Conn Iggulden has written an exciting book about Temujin (the name Genghis Khan was born with) in his early years. The beginning few pages didn’t quite pull me in, but once Temujin became the center of action, I was hooked. He and his father didn’t quite see eye to eye, and I think that’s one of the reasons the novel was selected as a National Library Association Alex award winner, which is an award given to adult level books that might prove interesting to teenagers.
Birth of an Empire is exactly that kind of book. As a teen, I would have devoured this novel, then looked for the next two in the trilogy. I already have those on my shelves as well and look forward to reading them.
Iggulden presents a sweeping epic chock full of action and emotion. Temujin’s life is a hard one, filled with the setbacks and challenges that make a man a warrior. Once I finished the novel, a looked back over biographical notes about Genghis Khan and was surprised to find most of the events I was certain were fictional to be true. I’d thought that Temujin’s necessity of killing his older brother to preserve his family to be a fictional device, that such a thing couldn’t be true. I was surprised to find that it is one of the primary facts historians know about him.

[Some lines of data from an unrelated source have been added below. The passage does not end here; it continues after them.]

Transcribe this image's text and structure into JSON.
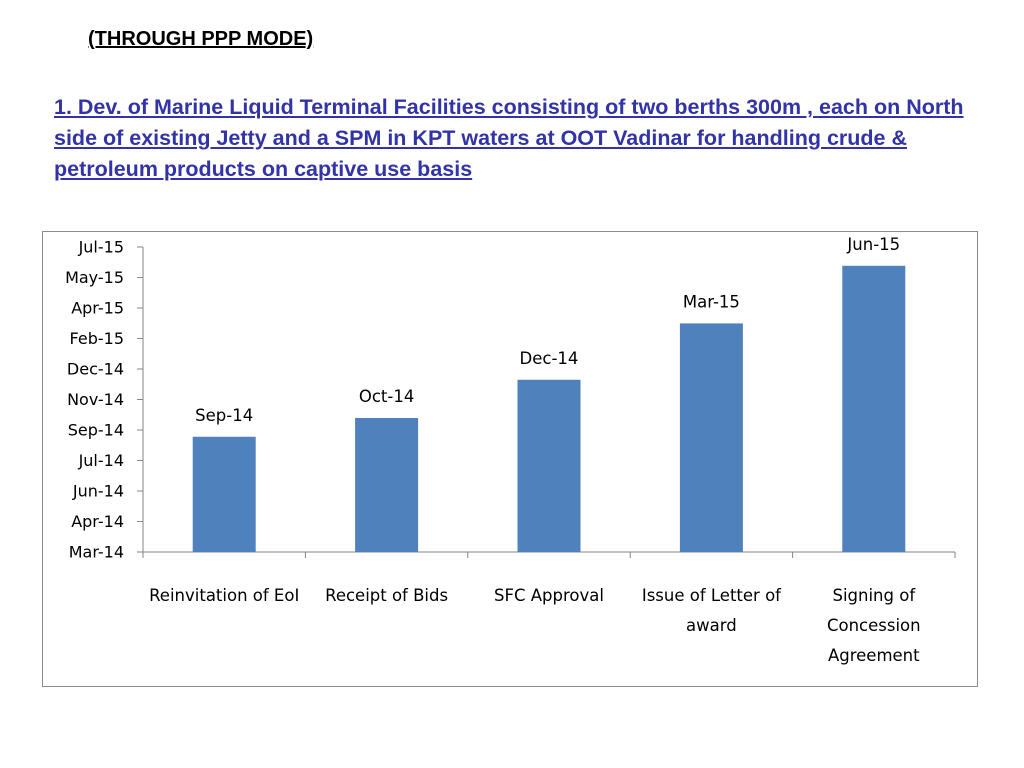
{
  "slide": {
    "mode_title": "(THROUGH PPP MODE)",
    "heading": "1. Dev. of Marine Liquid Terminal Facilities consisting of two berths 300m , each on North side of existing Jetty and a SPM in KPT waters at OOT Vadinar for handling crude & petroleum products on captive use basis"
  },
  "chart_data": {
    "type": "bar",
    "title": "",
    "xlabel": "",
    "ylabel": "",
    "categories": [
      [
        "Reinvitation of EoI"
      ],
      [
        "Receipt of Bids"
      ],
      [
        "SFC Approval"
      ],
      [
        "Issue of Letter of",
        "award"
      ],
      [
        "Signing of",
        "Concession",
        "Agreement"
      ]
    ],
    "values": [
      "2014-09-01",
      "2014-10-01",
      "2014-12-01",
      "2015-03-01",
      "2015-06-01"
    ],
    "data_labels": [
      "Sep-14",
      "Oct-14",
      "Dec-14",
      "Mar-15",
      "Jun-15"
    ],
    "y_ticks": [
      "Mar-14",
      "Apr-14",
      "Jun-14",
      "Jul-14",
      "Sep-14",
      "Nov-14",
      "Dec-14",
      "Feb-15",
      "Apr-15",
      "May-15",
      "Jul-15"
    ],
    "ylim": [
      "2014-03-01",
      "2015-07-01"
    ],
    "bar_color": "#4f81bd",
    "grid": false,
    "legend": "none"
  }
}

The author has a great knack of making the world and the people real. I felt the cold harshness of the land as well as the despair Temujin experienced when he lost his father. I also saw how hard it was for him to give up so much of himself to become a leader. Iggulden does a great job of showing how a leader’s life is stripped bare by the responsibilities that are thrust upon him. Temujin first dealt with this as a boy while working to keep his family alive after being kicked out of their tribe. He fell from a position of near-royalty to an outcast, and barely survived
Throughout the many battles featured in the novel, Iggulden delivers unique experiences that put the reader on the front lines. I enjoyed how he explains the intricacies of the campaigns as well as the individual fighting. The lessons on warcraft, weapons, and technique are interesting yet never overpower the drama unfolding at the time.

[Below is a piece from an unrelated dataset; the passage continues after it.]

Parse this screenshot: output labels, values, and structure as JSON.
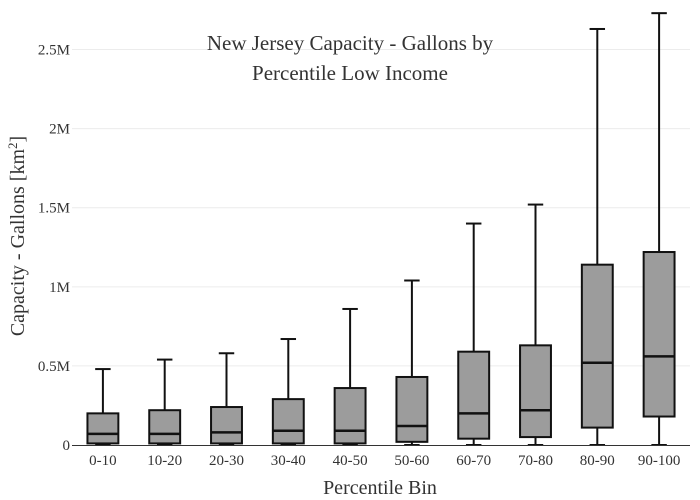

Another plus in the trilogy is that each book is complete. I want to read the next two books in the series, but I got a complete tale in Birth of an Empire. I was satisfied with everything I read and look forward to the others, but I don’t have to dig right in. In case you don’t have time to sit down and read the trilogy straight through, this is a wonderful bonus. But these are books that fans of Bernard Cornwell and Horatio Hornblower will find fascinating and compelling.